Seuls quelques fugitifs du pays environnant restèrent pour se rassembler dans la misère autour du sanctuaire sacré de la Jérusalem désolée. Ceux-ci étaient dirigés par un gouverneur approuvé par la Babylonie. Mais même ce reste se rebella une fois de plus, tua son gouverneur, puis, impuissant à se défendre, s’enfuit en Égypte pour trouver une protection. Une force vengeresse venue de Babylone ramassa quelques pauvres et misérables survivants parmi les ruines et les emmena également en captivité. Le royaume de Juda disparut, son territoire devint un désert. Mais la foi spirituelle de son peuple survécut. La véritable mission des descendants d’Abraham, ce premier croyant historique en un Dieu unique, n’était pas terminée ; elle ne faisait que commencer.
Cette nouvelle ère s’ouvrit pour la Judée et les Juifs, comme on appelait l’ancien pays et le peuple de Juda, lorsque Babylone fut à son tour conquise par un autre conquérant. Il s’agissait du monarque perse Cyrus. Cyrus assuma le rôle d’ami et de libérateur de toutes les races que les Babyloniens avaient écrasées. Il permit donc aux différents colons transportés dans tout l’empire de retourner dans leurs foyers d’origine, s’ils le souhaitaient. Les Juifs captifs saisirent volontiers ce privilège, et par vastes caravanes, sous la conduite de divers chefs, Zorobabel, Esdras, Néhémie, ils rentrèrent en Judée et reconstruisirent Jérusalem. Leur ville n’avait bien sûr rien à voir avec la magnifique capitale de la richesse et de la beauté qu’elle avait été auparavant. Elle ne prétendait pas non plus à l’indépendance ou à une quelconque importance politique. Les Juifs exilés en Babylonie avaient été maintenus par leurs prêtres et leur religion, et ce sont ces forces puissantes qui les avaient ramenés en Judée. Leur État devint une « théocratie », une nation entièrement dirigée par son sacerdoce. C’est l’époque de la plupart des écrits religieux hébraïques. La foi du peuple devenait plus forte, plus pure, plus noble. Il se préparait à enseigner ses doctrines les plus exaltées à toute l’humanité.

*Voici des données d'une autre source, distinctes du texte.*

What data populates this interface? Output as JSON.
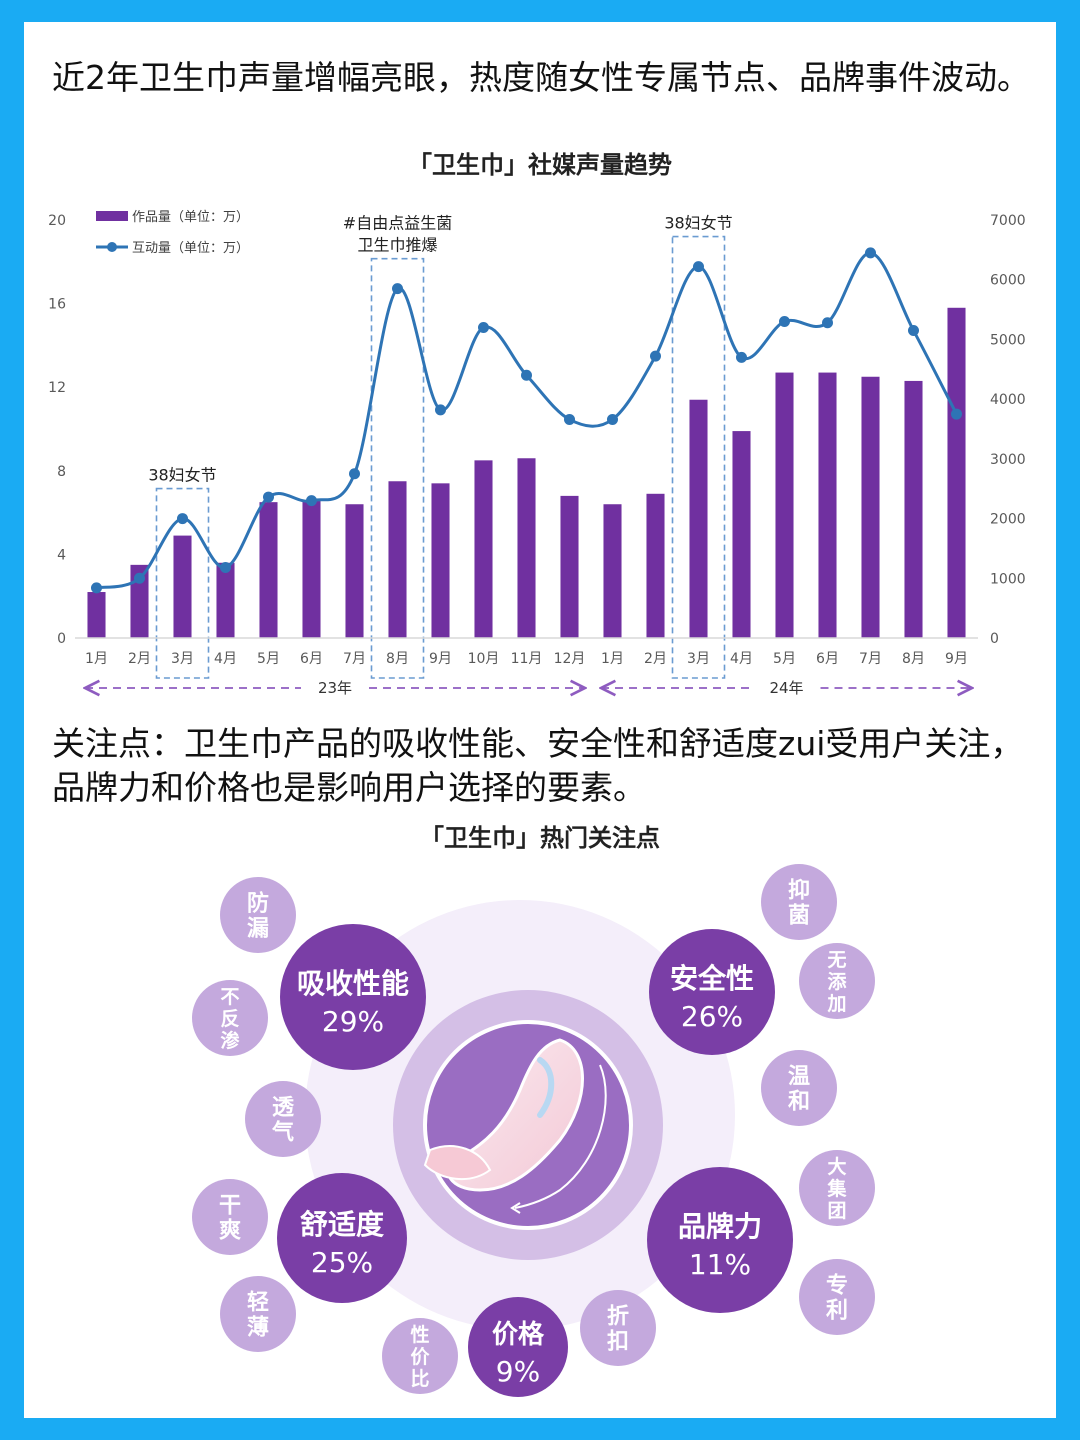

Politiquement, la Judée resta en tranquille soumission à la Perse, puis aux Grecs, qui, sous Alexandre le Grand, conquirent la Perse et divisèrent son empire en quatre royaumes (323 av. J.-C.). La Judée tomba d’abord dans le partage du royaume égyptien, mais en 204 avant J.-C., elle fut saisie et ajoutée au royaume syrien par le monarque Antiochus III, dit le Grand.
Pendant ces siècles, les Juifs, en tant que peuple sérieux, obéissant et non rebelle, furent en faveur particulière auprès de leurs différents souverains. Ils devinrent nombreux et prospères. Antiochus le Grand utilisa même les Juifs comme un rempart contre d’autres rebelles en envoyant des colonies d’entre eux dans les régions mécontentes, leur offrant des terres, des exemptions d’impôts et d’autres faveurs similaires, pour les inciter à s’installer au siège des turbulences et à contenir leurs voisins. Personne ne rêvait des Juifs comme des types de frénésie et d’auto-immolation – ils étaient plutôt des types de sagesse soumise et de paix.